Il rischio che lo svolgimento delle operazioni di voto venga minacciato da attentati o scontri a fuoco è altissimo soprattutto in Cirenaica e nelle parti orientali del Paese dove proseguono i combattimenti tra i soldati agli ordini dell’ex generale Haftar e varie milizie islamiste tra cui il gruppo salafita jihadista Ansar Al Sharia. Il ministero degli Interni ha predisposto un piano di sicurezza per prevenire possibili attacchi principalmente a Bengasi e Derna. La mossa sinora non è però servita a tranquillizzare la popolazione: solo 1,5 milioni votanti si è registrato su 3,5 milioni di aventi diritto.
Nell’ultimo mese a contendersi la leadership del governo sono stati l’ex premier Abdullah Al Thinni e l’imprenditore musulmano Ahmed Maetiq, che si era insediato alla guida dell’esecutivo a inizio maggio al termine di una controversa votazione salvo poi essere estromesso da una sentenza dalla Corte Suprema di Tripoli. Terzo incomodo Khalifa Haftar. L’ex generale ha radunato attorno a sé parti consistenti delle forze armate libiche con l’obiettivo di liberare la Cirenaica dalla minaccia rappresentata dalle milizie islamiste. Per molti, il tentativo di prendere il potere attraverso un golpe.

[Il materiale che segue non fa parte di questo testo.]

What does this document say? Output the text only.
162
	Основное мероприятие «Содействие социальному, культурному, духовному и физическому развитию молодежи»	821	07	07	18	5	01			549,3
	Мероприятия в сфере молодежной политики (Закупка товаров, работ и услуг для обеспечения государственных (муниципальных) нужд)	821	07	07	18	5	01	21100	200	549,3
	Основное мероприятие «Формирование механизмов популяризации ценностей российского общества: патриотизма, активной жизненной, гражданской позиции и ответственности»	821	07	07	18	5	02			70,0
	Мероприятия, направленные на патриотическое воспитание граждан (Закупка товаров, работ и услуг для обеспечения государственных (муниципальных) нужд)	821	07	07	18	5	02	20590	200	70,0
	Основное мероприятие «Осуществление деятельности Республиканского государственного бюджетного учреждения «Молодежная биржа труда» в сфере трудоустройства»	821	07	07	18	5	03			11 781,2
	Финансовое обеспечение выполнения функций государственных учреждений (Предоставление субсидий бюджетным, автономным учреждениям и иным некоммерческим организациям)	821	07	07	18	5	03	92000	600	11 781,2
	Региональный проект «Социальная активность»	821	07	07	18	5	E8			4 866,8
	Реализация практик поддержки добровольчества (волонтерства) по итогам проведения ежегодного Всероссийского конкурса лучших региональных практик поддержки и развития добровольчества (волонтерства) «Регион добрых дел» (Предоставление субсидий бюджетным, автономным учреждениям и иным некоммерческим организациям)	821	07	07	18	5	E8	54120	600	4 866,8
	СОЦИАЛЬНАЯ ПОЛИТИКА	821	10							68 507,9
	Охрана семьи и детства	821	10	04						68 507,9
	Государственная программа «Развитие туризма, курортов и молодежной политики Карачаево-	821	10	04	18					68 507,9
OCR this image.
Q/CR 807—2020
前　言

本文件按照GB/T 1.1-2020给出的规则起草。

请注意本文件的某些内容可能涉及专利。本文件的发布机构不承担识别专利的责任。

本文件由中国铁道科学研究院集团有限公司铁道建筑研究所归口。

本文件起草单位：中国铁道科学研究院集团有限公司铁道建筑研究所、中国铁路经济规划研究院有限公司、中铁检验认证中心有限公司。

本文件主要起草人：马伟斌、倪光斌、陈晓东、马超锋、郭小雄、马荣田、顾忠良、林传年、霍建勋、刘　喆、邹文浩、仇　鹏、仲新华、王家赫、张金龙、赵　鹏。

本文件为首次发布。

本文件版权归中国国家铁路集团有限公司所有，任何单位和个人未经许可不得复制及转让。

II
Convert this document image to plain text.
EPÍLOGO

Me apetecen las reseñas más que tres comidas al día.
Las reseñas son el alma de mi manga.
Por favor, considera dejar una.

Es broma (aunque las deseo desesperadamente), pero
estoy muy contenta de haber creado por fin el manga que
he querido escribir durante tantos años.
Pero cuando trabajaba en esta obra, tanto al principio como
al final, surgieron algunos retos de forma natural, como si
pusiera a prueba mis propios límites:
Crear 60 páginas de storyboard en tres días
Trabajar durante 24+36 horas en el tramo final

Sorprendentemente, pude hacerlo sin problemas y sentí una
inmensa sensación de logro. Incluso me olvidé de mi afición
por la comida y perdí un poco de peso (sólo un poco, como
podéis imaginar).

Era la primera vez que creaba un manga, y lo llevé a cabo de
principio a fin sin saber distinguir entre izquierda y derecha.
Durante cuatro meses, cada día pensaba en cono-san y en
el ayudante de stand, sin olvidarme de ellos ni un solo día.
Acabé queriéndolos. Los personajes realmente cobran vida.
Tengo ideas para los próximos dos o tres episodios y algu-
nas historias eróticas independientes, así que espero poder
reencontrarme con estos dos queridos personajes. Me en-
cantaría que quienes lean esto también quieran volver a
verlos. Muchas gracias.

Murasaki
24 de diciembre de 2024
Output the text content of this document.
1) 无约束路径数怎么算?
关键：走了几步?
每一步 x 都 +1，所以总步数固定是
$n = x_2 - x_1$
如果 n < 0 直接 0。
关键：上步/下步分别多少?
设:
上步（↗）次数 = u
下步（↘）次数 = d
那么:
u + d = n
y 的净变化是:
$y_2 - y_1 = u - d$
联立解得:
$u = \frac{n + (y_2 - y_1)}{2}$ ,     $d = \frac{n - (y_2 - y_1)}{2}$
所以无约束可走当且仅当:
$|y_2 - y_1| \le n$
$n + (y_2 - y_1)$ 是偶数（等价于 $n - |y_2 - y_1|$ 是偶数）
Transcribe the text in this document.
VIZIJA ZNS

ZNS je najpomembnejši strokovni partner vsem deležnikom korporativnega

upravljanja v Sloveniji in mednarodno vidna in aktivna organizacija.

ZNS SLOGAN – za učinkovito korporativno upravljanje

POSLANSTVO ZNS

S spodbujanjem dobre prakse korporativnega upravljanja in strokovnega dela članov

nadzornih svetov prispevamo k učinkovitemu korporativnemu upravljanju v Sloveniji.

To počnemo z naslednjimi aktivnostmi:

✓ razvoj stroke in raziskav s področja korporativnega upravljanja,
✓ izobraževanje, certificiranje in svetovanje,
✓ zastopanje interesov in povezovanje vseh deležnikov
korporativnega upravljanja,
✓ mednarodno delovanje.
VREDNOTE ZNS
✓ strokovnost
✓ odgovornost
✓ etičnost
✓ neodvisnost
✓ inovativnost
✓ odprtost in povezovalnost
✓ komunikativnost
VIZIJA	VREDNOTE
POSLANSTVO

Minacce islamiste che potrebbero spingersi da Bengasi fino alla capitale Tripoli, e le decine di gruppi armati che dalla caduta del Colonnello Gheddafi hanno preso il controllo dei principali terminal e delle raffinerie del Paese sottraendo al governo centrale una parte delle entrate garantire dalle esportazioni di petrolio. Poi le rivendicazioni delle minoranze etniche Amazigh, Tebu,Tuareg. ‘Tappa cruciale’ dichiarano sfidando l’ovvio i Ministri degli Esteri UE a Lussemburgo. ‘Elezioni che avvengono in un contesto di “netto deterioramento” della situazione politica e di sicurezza. Acuti!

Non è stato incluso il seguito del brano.